The US for years has had some of the most rigorous vetting for visas and refugees in the world, and airlines have said travel has not yet recovered to levels that were normal before Trump’s order.
US President Donald Trump and First Lady Melania Trump arrive for the 60th Annual Red Cross Gala at his Mar-a-Lago estate in Palm Beach on Saturday. Photo: AFP

The president’s tweets were the latest in his running attacks on courts. Earlier Sunday, Vice-President Mike Pence said Trump had “every right to criticize the other two branches of government” and was not “questioning the legitimacy of the judge”.

Trump added : “I have instructed Homeland Security to check people coming into our country VERY CAREFULLY. The courts are making the job very difficult!”

On Sunday morning, the president’s allies scrambled to his defence while his opponents hailed the courts as a barricade against a leader who Bernie Sanders said was moving the US “in a very authoritarian direction”.
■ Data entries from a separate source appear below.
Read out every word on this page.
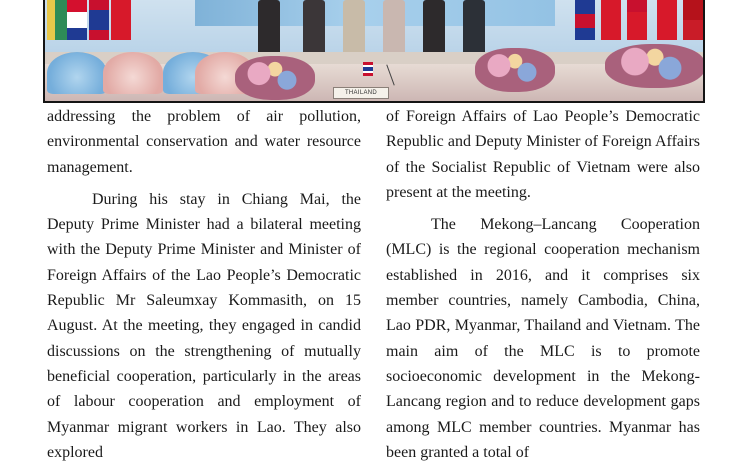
THAILAND

addressing the problem of air pollution, environmental conservation and water resource management.

During his stay in Chiang Mai, the Deputy Prime Minister had a bilateral meeting with the Deputy Prime Minister and Minister of Foreign Affairs of the Lao People’s Democratic Republic Mr Saleumxay Kommasith, on 15 August. At the meeting, they engaged in candid discussions on the strengthening of mutually beneficial cooperation, particularly in the areas of labour cooperation and employment of Myanmar migrant workers in Lao. They also explored

of Foreign Affairs of Lao People’s Democratic Republic and Deputy Minister of Foreign Affairs of the Socialist Republic of Vietnam were also present at the meeting.

The Mekong–Lancang Cooperation (MLC) is the regional cooperation mechanism established in 2016, and it comprises six member countries, namely Cambodia, China, Lao PDR, Myanmar, Thailand and Vietnam. The main aim of the MLC is to promote socioeconomic development in the Mekong-Lancang region and to reduce development gaps among MLC member countries. Myanmar has been granted a total of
Trump, who was spending the weekend at his Mar-a-Lago resort in Florida, had been unusually silent. The president had filled the week with morning tweets, sent like clockwork, defending his executive order to suspend travel from Iran, Iraq, Libya, Somalia, Sudan, Syria and Yemen for 90 days, to halt the US refugee programme for 120 days, and to shut down the Syrian refugee programme indefinitely.
People protest against President Donald Trump as they gather to walk toward Mar-a-Lago Resort where he was staying for the weekend. Photo: AFP

Signed nine days ago, the order caused chaos at airports around the US as officials detained and deported travellers who would have been allowed into the country only a day earlier, and protesters gathered.

Little more than a day after the order was signed, a federal judge in New York shut down a first provision , beginning the legal battle over whether Trump had violated the constitution’s limits on presidential power. On Friday Robart, a judge in Washington state, shut down the whole order temporarily.

On Saturday, Trump attacked Robart in a number of tweets, calling him a “so-called” judge. On Sunday, after the ninth US circuit court of appeals in San Francisco rejected the government’s application for an emergency stay, Pence was sent as an emissary from the White House to several talkshows. He defended Trump’s personal attack on the judge.

“The president has every right to criticise the other two branches of government,” Pence told NBC’s Meet the Press. “I think people find it very refreshing that they not only understand this president’s mind, but they understand how he feels.”

Robart was appointed by Republican George W. Bush and confirmed to the federal court by the Senate, 99-0, in 2004. Trump’s tweets against him recalled his 2016 attacks on another judge, Gonzalo Curiel, who was presiding over a fraud case against Trump that ended when the businessman agreed to pay US$25million to people who accused him of running a scam university. Trump repeatedly said that Curiel, an American-born in Indiana, was biased because “ he’s a Mexican ”.

Pence told CBS’s Face the Nation Trump’s tweet about Robart was not a chip at the judge’s authority. “I don’t think he was questioning the legitimacy of the judge,” he said.

The former governor of Indiana also maintained that Trump’s order would survive the courts. “We remain very confident that the president’s actions are on solid constitutional and legal grounds,” he said, adding falsely that a Boston judge had “upheld the constitutionality of the president’s actions”.

On Friday, before the Seattle decision, a Boston court ruled narrowly in Trump’s favour on whether to extend a block on the travel ban. But the courts have not yet decided whether Trump’s order is constitutional.

Pence said federal agencies would comply with the court orders. Some critics, however, still fear creeping authoritarianism from Trump’s White House. Chief among those warning about the balance of powers on Sunday was the independent Vermont senator Bernie Sanders, who said Congress and the courts should actively check each other and the president.

“We are a democracy, not a one-man show,” Sanders told CNN’s State of the Union. “We are not another Trump enterprise.”

He added: “We have a president I fear is moving us in a very authoritarian direction, a president who apparently has contempt for the entire judiciary.”